Сегодня, когда Джоджо пришел в Парчман, я проснулся от шепота белой змеи, которая вырыла себе гнездо в земле рядом со мной, чтобы говорить мне на ухо. Чтобы обвиться вокруг моей головы в темноте и шептать: Если захочешь подняться, я могу перенести тебя через воды этого мира в другой. Это место сковывает тебя. Ослепляет тебя. Храни чешуйку, даже если не можешь летать. Иди на юг, к Риверу, клицу воды. Он покажет тебе. Иди на юг. Змея обвилась вокруг моей шеи и заставила меня вскарабкаться наверх, выбраться из грязи, подняться на запах родной крови Рива, густой, как аромат цветущего ликориса. Когда я увидел Джоджо и Кайлу на стоянке, змея на моем плече превратилась в птицу и улетела на волне ветра, устремившись в одиночном перелете на юг. Кайла стонет во сне, и Джоджо поглаживает ей спину, чтобы успокоить, над ними пролетает тень. В небе парит чешуйчатая птица, излучая темный свет.
Я пойду следом, говорю я. Надеюсь, она меня слышит. Я иду домой.
Глава 10
Леони
Когда мы только начали встречаться, мы с Майклом целый месяц ночами парковались на лодочном причале в заливе и целовались, его лицо касалось моего, а в открытые окна дул ветер, соленый и сладкий. Месяц мы катались везде, где только можно было, стараясь лишь не приближаться к его дому в Килле. Он отвозил меня домой за час до рассвета. В одну из таких ночей я прыгнула с обрыва в реку. Перед прыжком я разбежалась, чтобы миновать каменистый берег внизу; я упала в пушистый мрак самого сердца воды и опустилась на самое дно, где песок лежал скорее грязью, чем крупицами, и разлагались потопленные деревья, слизистые и мягкие в сердцевине. Я не стала всплывать; падение отбило мне руки и ноги, могучий хлопок воды лишил их воли. Я позволила потоку нести меня. Это был медленный подъем: вверх, вверх, вверх к молочному свету. Я помню тот раз отчетливо, потому что больше никогда так не делала, испугавшись этого парализующего подъема. С таким же ощущением я просыпаюсь, лежа головой на коленях у Майкла, с его пальцами на моей голове, под рокот двигателя и в резком свете пробивающихся через окно машины лучей солнца. Так чувствуешь себя, когда поднимаешься из темного, глубокого места. Я слегка приподнимаюсь и со стоном прижимаю лоб к бедру Майкла.
– Привет.
Я слышу улыбку в его голосе; слова звучат выше, тоньше. Я слишком близко к его паху.

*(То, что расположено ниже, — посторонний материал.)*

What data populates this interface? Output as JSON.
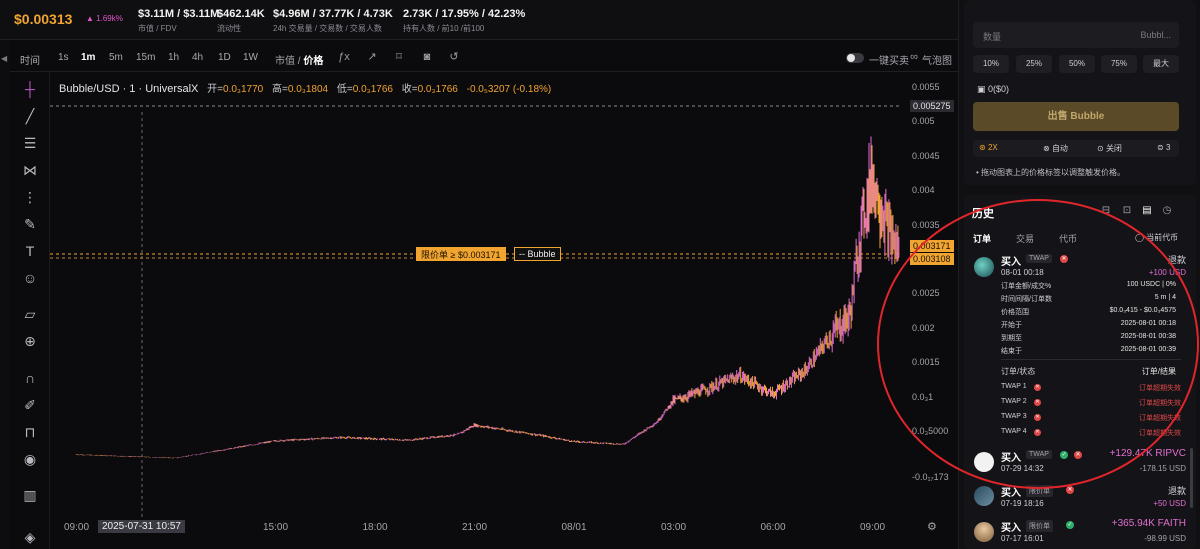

– Привет, – говорю я и поднимаюсь еще выше.
Сажусь прямо и чувствую себя как-то неправильно. Как будто каждую кость в моей спине, каждый замочек, выбили с места и криво вправили обратно.
– Как себя чувствуешь?
– Что?
Майкл отодвигает мои волосы со лба, и я закрываю глаза при его прикосновении. Горло горит огнем. Майкл оглядывается на зеркало заднего вида и подтягивает меня к себе так, чтобы моя голова оказалась у него на плече, а его губы – у моего уха.
– Помнишь, нас остановила полиция? Ты проглотила ту дрянь от Ала, потому что времени выкинуть ее не оставалось. Гребаный пол был весь завален всяким дерьмом. Тебе бы убраться в машине, Леони.
Говорит прямо как Ма.
– Знаю, Майкл. Что потом было?
– Я купил тебе молоко и уголь на заправке. Тебя сразу вырвало.

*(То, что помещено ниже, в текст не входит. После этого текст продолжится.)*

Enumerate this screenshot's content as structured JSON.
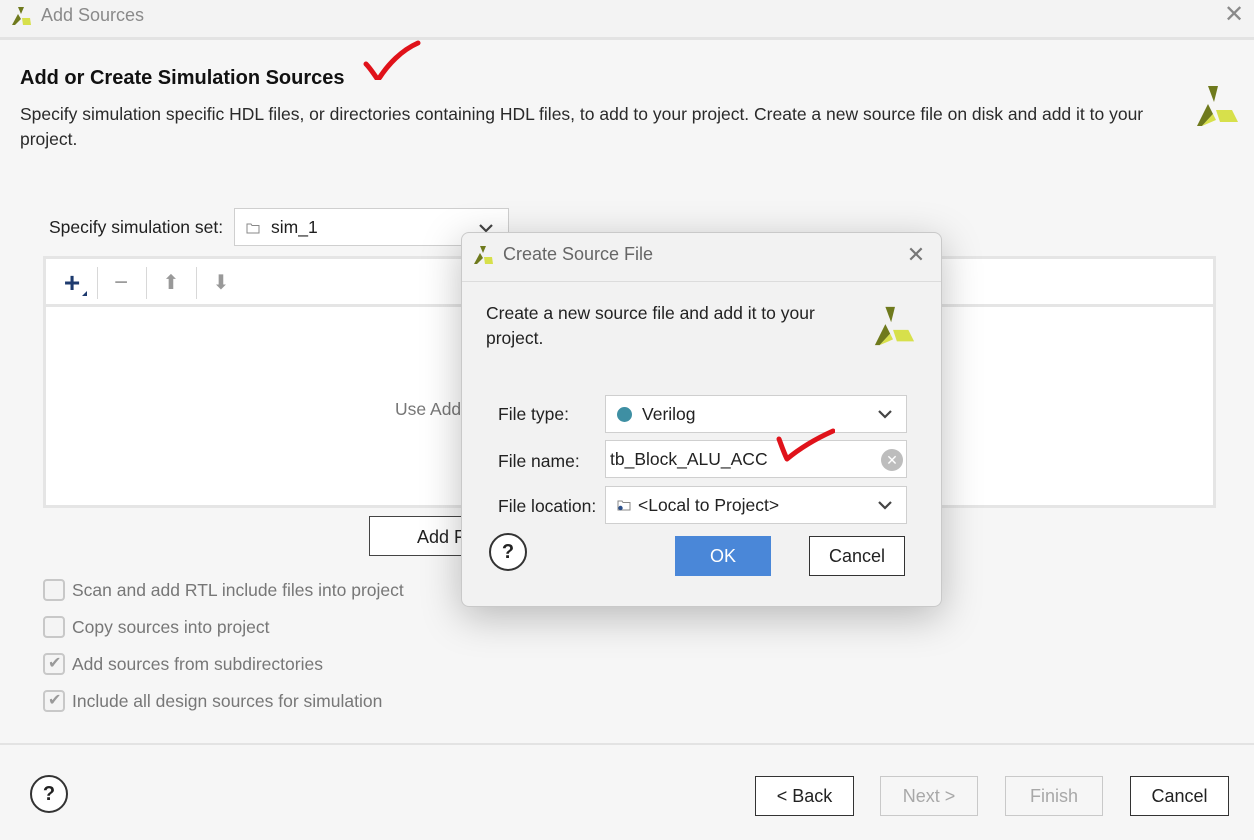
{
  "window": {
    "title": "Add Sources",
    "close_glyph": "✕"
  },
  "page": {
    "heading": "Add or Create Simulation Sources",
    "description": "Specify simulation specific HDL files, or directories containing HDL files, to add to your project. Create a new source file on disk and add it to your project."
  },
  "simulation_set": {
    "label": "Specify simulation set:",
    "value": "sim_1"
  },
  "files_panel": {
    "toolbar": {
      "add_glyph": "+",
      "remove_glyph": "−",
      "up_glyph": "⬆",
      "down_glyph": "⬇"
    },
    "hint_visible": "Use Add"
  },
  "add_files_button_visible": "Add F",
  "options": [
    {
      "label": "Scan and add RTL include files into project",
      "checked": false
    },
    {
      "label": "Copy sources into project",
      "checked": false
    },
    {
      "label": "Add sources from subdirectories",
      "checked": true
    },
    {
      "label": "Include all design sources for simulation",
      "checked": true
    }
  ],
  "footer": {
    "help_glyph": "?",
    "back_label": "< Back",
    "next_label": "Next >",
    "finish_label": "Finish",
    "cancel_label": "Cancel"
  },
  "dialog": {
    "title": "Create Source File",
    "close_glyph": "✕",
    "description": "Create a new source file and add it to your project.",
    "file_type": {
      "label": "File type:",
      "value": "Verilog"
    },
    "file_name": {
      "label": "File name:",
      "value": "tb_Block_ALU_ACC",
      "clear_glyph": "✕"
    },
    "file_location": {
      "label": "File location:",
      "value": "<Local to Project>"
    },
    "help_glyph": "?",
    "ok_label": "OK",
    "cancel_label": "Cancel"
  },
  "colors": {
    "accent": "#4a87d8",
    "logo_dark": "#6f7a1d",
    "logo_light": "#d7e04b",
    "annotation": "#e0121a",
    "verilog_dot": "#3e8fa3"
  },
  "icons": {
    "app_logo": "xilinx-logo-icon",
    "folder": "folder-icon",
    "chevron": "chevron-down-icon",
    "help": "help-icon",
    "annotation": "red-checkmark-icon"
  }
}
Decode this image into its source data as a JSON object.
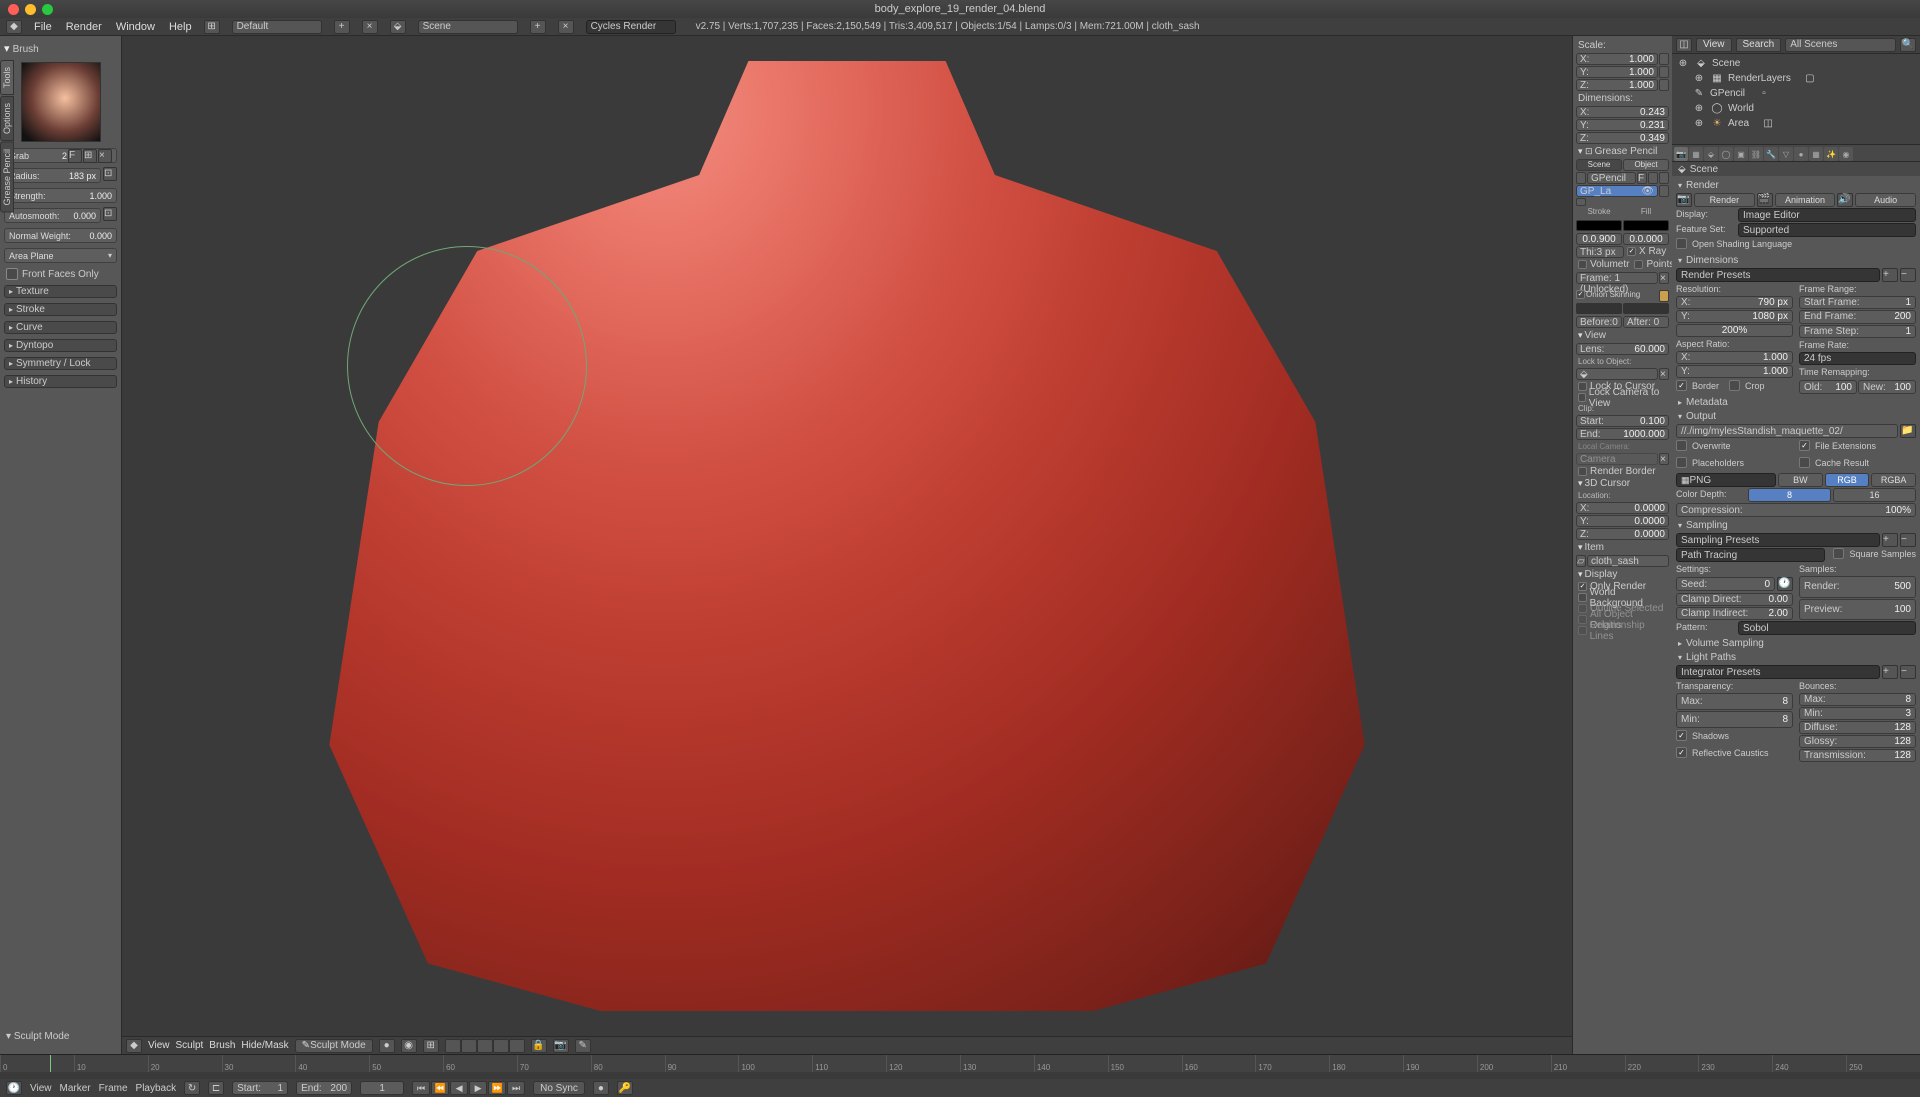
{
  "file": {
    "name": "body_explore_19_render_04.blend"
  },
  "menu": {
    "items": [
      "File",
      "Render",
      "Window",
      "Help"
    ]
  },
  "header": {
    "layout": "Default",
    "scene": "Scene",
    "engine": "Cycles Render",
    "stats": "v2.75 | Verts:1,707,235 | Faces:2,150,549 | Tris:3,409,517 | Objects:1/54 | Lamps:0/3 | Mem:721.00M | cloth_sash"
  },
  "left_tabs": [
    "Tools",
    "Options",
    "Grease Pencil"
  ],
  "brush": {
    "title": "Brush",
    "name": "Grab",
    "count": "2",
    "radius_lbl": "Radius:",
    "radius": "183 px",
    "strength_lbl": "Strength:",
    "strength": "1.000",
    "autosmooth_lbl": "Autosmooth:",
    "autosmooth": "0.000",
    "normal_weight_lbl": "Normal Weight:",
    "normal_weight": "0.000",
    "area_plane": "Area Plane",
    "front_faces": "Front Faces Only",
    "sections": [
      "Texture",
      "Stroke",
      "Curve",
      "Dyntopo",
      "Symmetry / Lock",
      "History"
    ],
    "mode_label": "Sculpt Mode"
  },
  "n": {
    "scale_h": "Scale:",
    "scale_x": "X:",
    "scale_xv": "1.000",
    "scale_y": "Y:",
    "scale_yv": "1.000",
    "scale_z": "Z:",
    "scale_zv": "1.000",
    "dim_h": "Dimensions:",
    "dim_x": "X:",
    "dim_xv": "0.243",
    "dim_y": "Y:",
    "dim_yv": "0.231",
    "dim_z": "Z:",
    "dim_zv": "0.349",
    "gp_h": "Grease Pencil",
    "gp_scene": "Scene",
    "gp_object": "Object",
    "gp_id": "GPencil",
    "gp_layer": "GP_La",
    "stroke_lbl": "Stroke",
    "fill_lbl": "Fill",
    "stroke_thi_lbl": "Thi:3 px",
    "stroke_thi": "0.0.900",
    "fill_alpha": "0.0.000",
    "xray": "X Ray",
    "volumetric": "Volumetr",
    "points": "Points",
    "frame_info": "Frame: 1 (Unlocked)",
    "onion": "Onion Skinning",
    "before": "Before:0",
    "after": "After: 0",
    "view_h": "View",
    "lens_lbl": "Lens:",
    "lens": "60.000",
    "lock_obj": "Lock to Object:",
    "lock_cursor": "Lock to Cursor",
    "lock_cam": "Lock Camera to View",
    "clip_h": "Clip:",
    "clip_start_lbl": "Start:",
    "clip_start": "0.100",
    "clip_end_lbl": "End:",
    "clip_end": "1000.000",
    "local_cam_h": "Local Camera:",
    "camera": "Camera",
    "render_border": "Render Border",
    "cursor_h": "3D Cursor",
    "loc_h": "Location:",
    "loc_x": "X:",
    "loc_xv": "0.0000",
    "loc_y": "Y:",
    "loc_yv": "0.0000",
    "loc_z": "Z:",
    "loc_zv": "0.0000",
    "item_h": "Item",
    "item_name": "cloth_sash",
    "display_h": "Display",
    "only_render": "Only Render",
    "world_bg": "World Background",
    "outline_sel": "Outline Selected",
    "all_origins": "All Object Origins",
    "rel_lines": "Relationship Lines"
  },
  "outliner": {
    "view_btn": "View",
    "search_btn": "Search",
    "combo": "All Scenes",
    "items": [
      {
        "name": "Scene",
        "icon": "▹",
        "indent": 0
      },
      {
        "name": "RenderLayers",
        "icon": "▹",
        "indent": 1
      },
      {
        "name": "GPencil",
        "icon": "✎",
        "indent": 1
      },
      {
        "name": "World",
        "icon": "▹",
        "indent": 1
      },
      {
        "name": "Area",
        "icon": "☀",
        "indent": 1
      }
    ]
  },
  "props": {
    "breadcrumb": "Scene",
    "render_h": "Render",
    "tab_render": "Render",
    "tab_anim": "Animation",
    "tab_audio": "Audio",
    "display_lbl": "Display:",
    "display_v": "Image Editor",
    "featureset_lbl": "Feature Set:",
    "featureset_v": "Supported",
    "osl": "Open Shading Language",
    "dimensions_h": "Dimensions",
    "render_presets": "Render Presets",
    "resolution_h": "Resolution:",
    "frame_range_h": "Frame Range:",
    "res_x_lbl": "X:",
    "res_x": "790 px",
    "res_y_lbl": "Y:",
    "res_y": "1080 px",
    "res_pct": "200%",
    "start_frame_lbl": "Start Frame:",
    "start_frame": "1",
    "end_frame_lbl": "End Frame:",
    "end_frame": "200",
    "frame_step_lbl": "Frame Step:",
    "frame_step": "1",
    "aspect_h": "Aspect Ratio:",
    "framerate_h": "Frame Rate:",
    "asp_x_lbl": "X:",
    "asp_x": "1.000",
    "framerate_v": "24 fps",
    "asp_y_lbl": "Y:",
    "asp_y": "1.000",
    "time_remap_h": "Time Remapping:",
    "old_lbl": "Old:",
    "old_v": "100",
    "new_lbl": "New:",
    "new_v": "100",
    "border": "Border",
    "crop": "Crop",
    "metadata_h": "Metadata",
    "output_h": "Output",
    "output_path": "//./img/mylesStandish_maquette_02/",
    "overwrite": "Overwrite",
    "file_ext": "File Extensions",
    "placeholders": "Placeholders",
    "cache_result": "Cache Result",
    "format": "PNG",
    "bw": "BW",
    "rgb": "RGB",
    "rgba": "RGBA",
    "color_depth_lbl": "Color Depth:",
    "cd_8": "8",
    "cd_16": "16",
    "compression_lbl": "Compression:",
    "compression": "100%",
    "sampling_h": "Sampling",
    "sampling_presets": "Sampling Presets",
    "sampling_method": "Path Tracing",
    "square_samples": "Square Samples",
    "settings_lbl": "Settings:",
    "samples_lbl": "Samples:",
    "seed_lbl": "Seed:",
    "seed": "0",
    "render_s_lbl": "Render:",
    "render_s": "500",
    "clamp_direct_lbl": "Clamp Direct:",
    "clamp_direct": "0.00",
    "preview_s_lbl": "Preview:",
    "preview_s": "100",
    "clamp_indirect_lbl": "Clamp Indirect:",
    "clamp_indirect": "2.00",
    "pattern_lbl": "Pattern:",
    "pattern_v": "Sobol",
    "vol_sampling_h": "Volume Sampling",
    "light_paths_h": "Light Paths",
    "integrator_presets": "Integrator Presets",
    "transparency_lbl": "Transparency:",
    "bounces_lbl": "Bounces:",
    "max_lbl": "Max:",
    "t_max": "8",
    "b_max": "8",
    "min_lbl": "Min:",
    "t_min": "8",
    "b_min": "3",
    "shadows": "Shadows",
    "diffuse_lbl": "Diffuse:",
    "diffuse": "128",
    "ref_caustics": "Reflective Caustics",
    "glossy_lbl": "Glossy:",
    "glossy": "128",
    "trans_lbl": "Transmission:",
    "trans": "128"
  },
  "vp_footer": {
    "view": "View",
    "sculpt": "Sculpt",
    "brush": "Brush",
    "hidemask": "Hide/Mask",
    "mode": "Sculpt Mode"
  },
  "timeline": {
    "ticks": [
      "0",
      "10",
      "20",
      "30",
      "40",
      "50",
      "60",
      "70",
      "80",
      "90",
      "100",
      "110",
      "120",
      "130",
      "140",
      "150",
      "160",
      "170",
      "180",
      "190",
      "200",
      "210",
      "220",
      "230",
      "240",
      "250"
    ],
    "view": "View",
    "marker": "Marker",
    "frame": "Frame",
    "playback": "Playback",
    "start_lbl": "Start:",
    "start": "1",
    "end_lbl": "End:",
    "end": "200",
    "current": "1",
    "sync": "No Sync"
  }
}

Я сглатываю, основание языка отзывается болью.
– Рту больно.
– Тебя много раз рвало.
Мир вне машины представляет собой одно зеленое дрожащее, размытое пятно, цвета глаз Майкла, деревьев, пробуждающихся по весне. Воспоминание, которое вытащило меня из темноты, воспоминание о прыжке с той скалы кажется тоже гудяще зеленым, но внутри меня ничего нет. Лишь ветви черного дуба, сухие и замшелые, спаленные до золы, тлеющие. Чувствую себя как-то неправильно.